L’album anti-clérical/La prière à saint Antoine


Bibliothèque anti-cléricale (p. 16-18).

LA PRIÈRE À SAINT ANTOINE

1
Cette bonne Mme Balloche, présidente de l’Association du Saint-Rosaire et épouse du marguillier Stanislas Balloche, fait présent à celui-ci, le jour de sa fête, d’un superbe chibouque. Stanislas, que son confesseur a autorisé à fumer, est tout heureux de ce splendide cadeau.
2
Le soir, sitôt que Mme Balloche s’est retirée dans sa chambre, Stanislas, avant de se mettre au lit de son côté, éprouve le besoin d’essayer la précieuse pipe ; mais, comme elle n’a pas été préalablement culottée, il la trouve fort mauvaise et même il éprouve des nausées.
3
Grand est l’étonnement de Madelon, la servante, en constatant, le lendemain, sur la descente de lit de monsieur, la présence d’un long tuyau de bois, dont elle ne peut comprendre l’usage, vu que le fourneau du chibouque a roulé séparément sous la table de nuit.
4
Après mûres réflexions, Madelon se dit que l’objet est sans doute pour remplacer le tuyau trop flexible du clyso-pompe de monsieur ; elle l’ajuste donc à l’irrigateur susdit, et s’en sert, dès le jour même, pour donner un lavement de mauve à son mari, jardinier de la maison.
5
Minutieuses recherches de Mme Balloche, qui est au désespoir en ne retrouvant que le fourneau du chibouque dépourvu de son tuyau.

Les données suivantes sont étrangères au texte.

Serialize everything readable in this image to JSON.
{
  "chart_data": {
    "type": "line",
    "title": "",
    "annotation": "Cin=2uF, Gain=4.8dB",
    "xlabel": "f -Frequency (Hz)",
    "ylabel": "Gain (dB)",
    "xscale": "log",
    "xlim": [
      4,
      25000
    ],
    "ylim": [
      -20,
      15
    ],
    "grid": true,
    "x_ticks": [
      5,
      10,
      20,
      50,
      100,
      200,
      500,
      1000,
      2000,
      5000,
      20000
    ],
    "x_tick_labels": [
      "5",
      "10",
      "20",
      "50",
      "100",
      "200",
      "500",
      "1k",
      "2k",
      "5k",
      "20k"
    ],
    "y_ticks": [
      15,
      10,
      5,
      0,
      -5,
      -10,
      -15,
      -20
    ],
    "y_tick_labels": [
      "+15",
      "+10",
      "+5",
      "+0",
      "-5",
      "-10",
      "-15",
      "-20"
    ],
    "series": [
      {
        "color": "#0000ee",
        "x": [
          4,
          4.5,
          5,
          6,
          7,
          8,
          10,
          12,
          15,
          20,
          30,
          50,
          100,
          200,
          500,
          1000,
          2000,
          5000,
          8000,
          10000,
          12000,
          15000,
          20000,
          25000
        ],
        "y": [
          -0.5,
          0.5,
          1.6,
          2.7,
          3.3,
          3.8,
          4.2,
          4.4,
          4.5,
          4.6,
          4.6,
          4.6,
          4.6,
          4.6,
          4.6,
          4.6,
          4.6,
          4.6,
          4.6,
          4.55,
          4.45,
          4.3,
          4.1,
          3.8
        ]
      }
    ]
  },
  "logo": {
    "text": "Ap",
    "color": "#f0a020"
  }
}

Elle emploie, mais en vain, toute sa matinée à découvrir l’endroit où a pu rouler ce complément indispensable de la pipe de Stanislas.
6
À bout de recherches, Mme Balloche se précipite à deux genoux devant l’image bénite du grand saint Antoine de Padoue et adresse une prière fervente à ce bienheureux dont la spécialité, ce que personne n’ignore, est de faire retrouver les objets perdus.
7
Joie ineffable de Mme Balloche qui, passant par hasard à l’office, trouve, accroché parmi différents ustensiles, le mirifique tuyau. L’allégresse de la chère dame est tellement vive qu’elle l’empêche de remarquer en quelle étrange compagnie figure l’appendice en question.
8
Toute à son bonheur, Mme Balloche rend des actions de grâces à saint Antoine, son protecteur, et, se rendant sans désemparer au salon, elle rajuste le chibouque et le garnit de caporal supérieur. Ce sera pour le gros chéri Stanislas, quand il aura, fini de déjeuner.
9
Conformément à ce programme, Mme Balloche invite Stanislas, après le dessert, à essayer de nouveau sa belle pipe, dont l’histoire de la perte et de la trouvaille miraculeuse est aussitôt narrée. Stanislas, s’exécutant, reconnaît que jamais il n’a rien fumé d’aussi bon.